# Tips on maximizing resale value of old Stanley Bailey hand planes



## Smile_n_Nod (Jan 20, 2011)

I have three Stanley Bailey hand planes that I've purchased from eBay or antique stores and fixed up for personal use. Occasionally I come across other planes that I don't need (I'm not a collector), but are priced low enough that I might be able to buy and resell them at a profit.

What are some tips on maximizing the resale value of an antique hand plane? Should I flatten the sole and sharpen the iron, or leave them untouched? Should I clean up the knob and tote, or leave the original finish (even if it's kinda cruddy)? Should I remove as much rust as possible, or leave some (or all) of the original patina in place?

I'm not expecting to get rich off these planes, but if I can turn a little profit, I'll be able to buy some additional hand tools that I want.


----------



## sikrap (Mar 15, 2009)

I do pretty much the same thing and, unless its a rare plane, I find its best to clean them, tune them and then sell them as users. I take off all the rust, flatten the sole (if necessary), sharpen the blade (including flattening the back), make sure the chip breaker lays flat across the blade, make sure the frog seats properly, and make sure the depth and lateral adjusters work like they should. I don't do anything with the knob or tote, but that's because I hate sanding/finishing. Besides, some people want BLO, some want poly, etc. I know it sounds like a lot of work, but I can usually rehab a plane in a couple of hours. Good Luck!!


----------



## Dcase (Jul 7, 2010)

If you buy a plane for cheap with the plan to resell it my best advice would be to spend as little time as possible on it. I would do nothing more then clean it.

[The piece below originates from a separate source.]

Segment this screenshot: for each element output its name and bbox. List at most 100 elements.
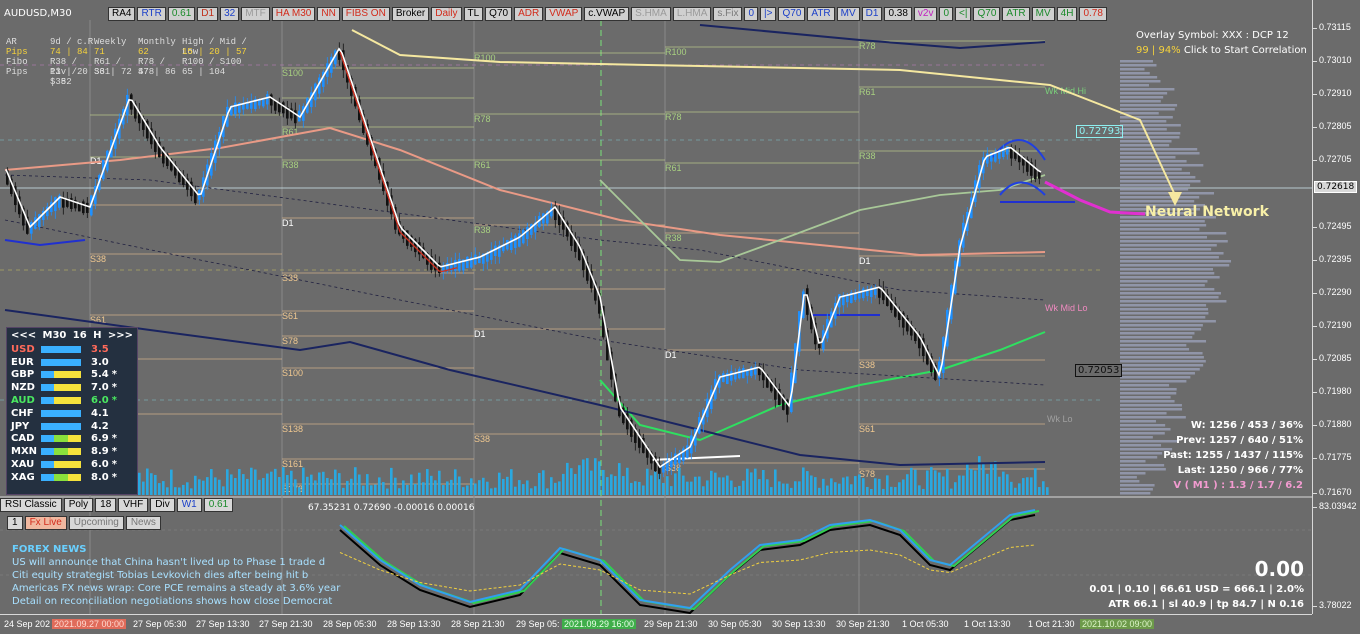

Planes on ebay seen to jump up and down in value that its hard to figure out if your gonna make a profit. I have seen people list restored and tuned planes and they sell for less then the dirty rusted ones. In fact it happened to me and I will never sell a restored plane on ebay again. I listed a #5 that was fine tuned and restored and it looked amazing and worked amazing. I got 2 bids and it sold for less then another of the same type that was not tuned or restored…

Its such a gamble that I think if your going to buy them to sell its not worth investing a bunch of time on it because chances are it wont help it sell for more at all.


----------



## Loren (May 30, 2008)

Most bench planes aren't worth much to smart money. Most antique shops
overprice them, hoping some dumb money comes walking through buying
old tools.

Learn to spot the sought-after, uncommon tools. Bedrocks and things like
that. The common Bailey bench planes are in general worth only about
$20-60 each. Those planes were turned out in the millions.

I wouldn't put your time into spit-polishing planes. If you know how to
sharpen and tune the chipbreaker, you can clean the bodies up and sell
the planes as razor sharp and ready to work and that may add some value
for buyers who have fears about getting a lemon.


----------



## WayneC (Mar 8, 2007)

I would say clean to the point the condition of the plane can be easily determined via photos. I would also make sure that your able to clearly identify the type of the plane. I would be selective in my buying. E.g. avoid 1950's and later planes unless they are in perfect condition and a few dollars.

The other part is how you market the plane. You want to take good photos that show key factors on the plane including the sole/mouth, patent dates, etc. If at all possible, list the type of the plane in the title of the ad e.g. Stanley Baley #5 (Type 11). Also a good description can be helpful in getting a better price.

I would also spend as little time as possible on cleaning and reworking the plane.


----------